8th European Conference on Speech Communication and Technology

Geneva, Switzerland
September 1-4, 2003


An Improved Model-Based Speaker Segmentation System

Peng Yu, Frank Seide, Chengyuan Ma, Eric Chang

Microsoft Research Asia, China

In this paper, we report our recent work on speaker segmentation. Without a priori information about speaker number and speaker identities, the audio stream is segmented, and segments of the same speaker are grouped together.
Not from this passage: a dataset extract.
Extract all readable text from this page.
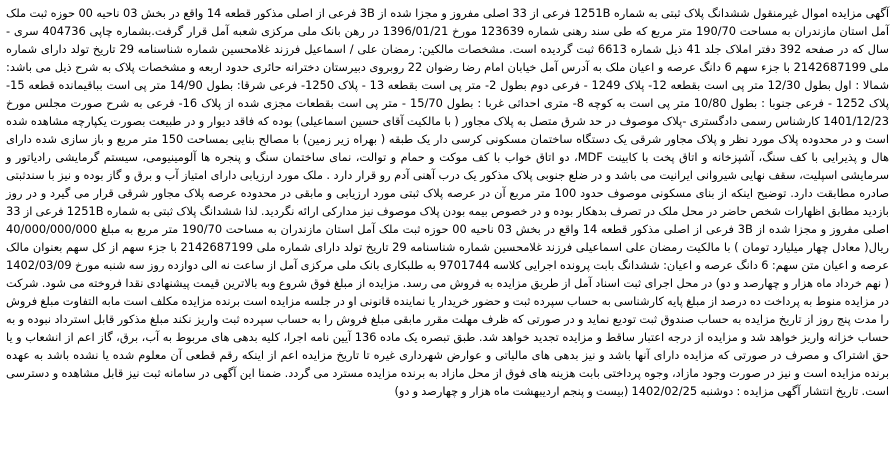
آگهی مزایده اموال غیرمنقول ششدانگ پلاک ثبتی به شماره 1251B فرعی از 33 اصلی مفروز و مجزا شده از 3B فرعی از اصلی مذکور قطعه 14 واقع در بخش 03 ناحیه 00 حوزه ثبت ملک آمل استان مازندران به مساحت 190/70 متر مربع که طی سند رهنی شماره 123639 مورخ 1396/01/21 در رهن بانک ملی مرکزی شعبه آمل قرار گرفت.بشماره چاپی 404736 سری - سال که در صفحه 392 دفتر املاک جلد 41 ذیل شماره 6613 ثبت گردیده است. مشخصات مالکین: رمضان علی / اسماعیل فرزند غلامحسین شماره شناسنامه 29 تاریخ تولد دارای شماره ملی 2142687199 با جزء سهم 6 دانگ عرصه و اعیان ملک به آدرس آمل خیابان امام رضا رضوان 22 روبروی دبیرستان دخترانه حائری حدود اربعه و مشخصات پلاک به شرح ذیل می باشد: شمالا : اول بطول 12/30 متر پی است بقطعه 12- پلاک 1249 - فرعی دوم بطول 2- متر پی است بقطعه 13 - پلاک 1250- فرعی شرقا: بطول 14/90 متر پی است بباقیمانده قطعه 15- پلاک 1252 - فرعی جنوبا : بطول 10/80 متر پی است به کوچه 8- متری احداثی غربا : بطول 15/70 - متر پی است بقطعات مجزی شده از پلاک 16- فرعی به شرح صورت مجلس مورخ 1401/12/23 کارشناس رسمی دادگستری -پلاک موصوف در حد شرق متصل به پلاک مجاور ( با مالکیت آقای حسین اسماعیلی) بوده که فاقد دیوار و در طبیعت بصورت یکپارچه مشاهده شده است و در محدوده پلاک مورد نظر و پلاک مجاور شرقی یک دستگاه ساختمان مسکونی کرسی دار یک طبقه ( بهراه زیر زمین) با مصالح بنایی بمساحت 150 متر مربع و باز سازی شده دارای هال و پذیرایی با کف سنگ، آشپزخانه و اتاق پخت با کابینت MDF، دو اتاق خواب با کف موکت و حمام و توالت، نمای ساختمان سنگ و پنجره ها آلومینیومی، سیستم گرمایشی رادیاتور و سرمایشی اسپلیت، سقف نهایی شیروانی ایرانیت می باشد و در ضلع جنوبی پلاک مذکور یک درب آهنی آدم رو قرار دارد . ملک مورد ارزیابی دارای امتیاز آب و برق و گاز بوده و نیز با سندثبتی صادره مطابقت دارد. توضیح اینکه از بنای مسکونی موصوف حدود 100 متر مربع آن در عرصه پلاک ثبتی مورد ارزیابی و مابقی در محدوده عرصه پلاک مجاور شرقی قرار می گیرد و در روز بازدید مطابق اظهارات شخص حاضر در محل ملک در تصرف بدهکار بوده و در خصوص بیمه بودن پلاک موصوف نیز مدارکی ارائه نگردید. لذا ششدانگ پلاک ثبتی به شماره 1251B فرعی از 33 اصلی مفروز و مجزا شده از 3B فرعی از اصلی مذکور قطعه 14 واقع در بخش 03 ناحیه 00 حوزه ثبت ملک آمل استان مازندران به مساحت 190/70 متر مربع به مبلغ 40/000/000/000 ریال( معادل چهار میلیارد تومان ) با مالکیت رمضان علی اسماعیلی فرزند غلامحسین شماره شناسنامه 29 تاریخ تولد دارای شماره ملی 2142687199 با جزء سهم از کل سهم بعنوان مالک عرصه و اعیان متن سهم: 6 دانگ عرصه و اعیان: ششدانگ بابت پرونده اجرایی کلاسه 9701744 به طلبکاری بانک ملی مرکزی آمل از ساعت نه الی دوازده روز سه شنبه مورخ 1402/03/09 ( نهم خرداد ماه هزار و چهارصد و دو) در محل اجرای ثبت اسناد آمل از طریق مزایده به فروش می رسد. مزایده از مبلغ فوق شروع وبه بالاترین قیمت پیشنهادی نقدا فروخته می شود. شرکت در مزایده منوط به پرداخت ده درصد از مبلغ پایه کارشناسی به حساب سپرده ثبت و حضور خریدار یا نماینده قانونی او در جلسه مزایده است برنده مزایده مکلف است مابه التفاوت مبلغ فروش را مدت پنج روز از تاریخ مزایده به حساب صندوق ثبت تودیع نماید و در صورتی که ظرف مهلت مقرر مابقی مبلغ فروش را به حساب سپرده ثبت واریز نکند مبلغ مذکور قابل استرداد نبوده و به حساب خزانه واریز خواهد شد و مزایده از درجه اعتبار ساقط و مزایده تجدید خواهد شد. طبق تبصره یک ماده 136 آیین نامه اجرا، کلیه بدهی های مربوط به آب، برق، گاز اعم از انشعاب و یا حق اشتراک و مصرف در صورتی که مزایده دارای آنها باشد و نیز بدهی های مالیاتی و عوارض شهرداری غیره تا تاریخ مزایده اعم از اینکه رقم قطعی آن معلوم شده یا نشده باشد به عهده برنده مزایده است و نیز در صورت وجود مازاد، وجوه پرداختی بابت هزینه های فوق از محل مازاد به برنده مزایده مسترد می گردد. ضمنا این آگهی در سامانه ثبت نیز قابل مشاهده و دسترسی است. تاریخ انتشار آگهی مزایده : دوشنبه 1402/02/25 (بیست و پنجم اردیبهشت ماه هزار و چهارصد و دو)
Speakers are represented by Gaussian Mixture Models (GMMs), then an HMM network is used for segmentation. However, unlike other model-based segmentation methods, the speaker GMMs are initialized using a simpler distance based segmentation algorithm. To group segments of identical speakers, a two-level clustering mechanism is introduced, which we found to achieve higher accuracy than direct distance based clustering methods. Our method significantly outperforms the best result reported at the 2002 Speaker Recognition Workshop. When tested on a professionally produced TV program set, our system reports only 3.5% frame errors.

Full Paper

Bibliographic reference.  Yu, Peng / Seide, Frank / Ma, Chengyuan / Chang, Eric (2003): "An improved model-based speaker segmentation system", In EUROSPEECH-2003, 2025-2028.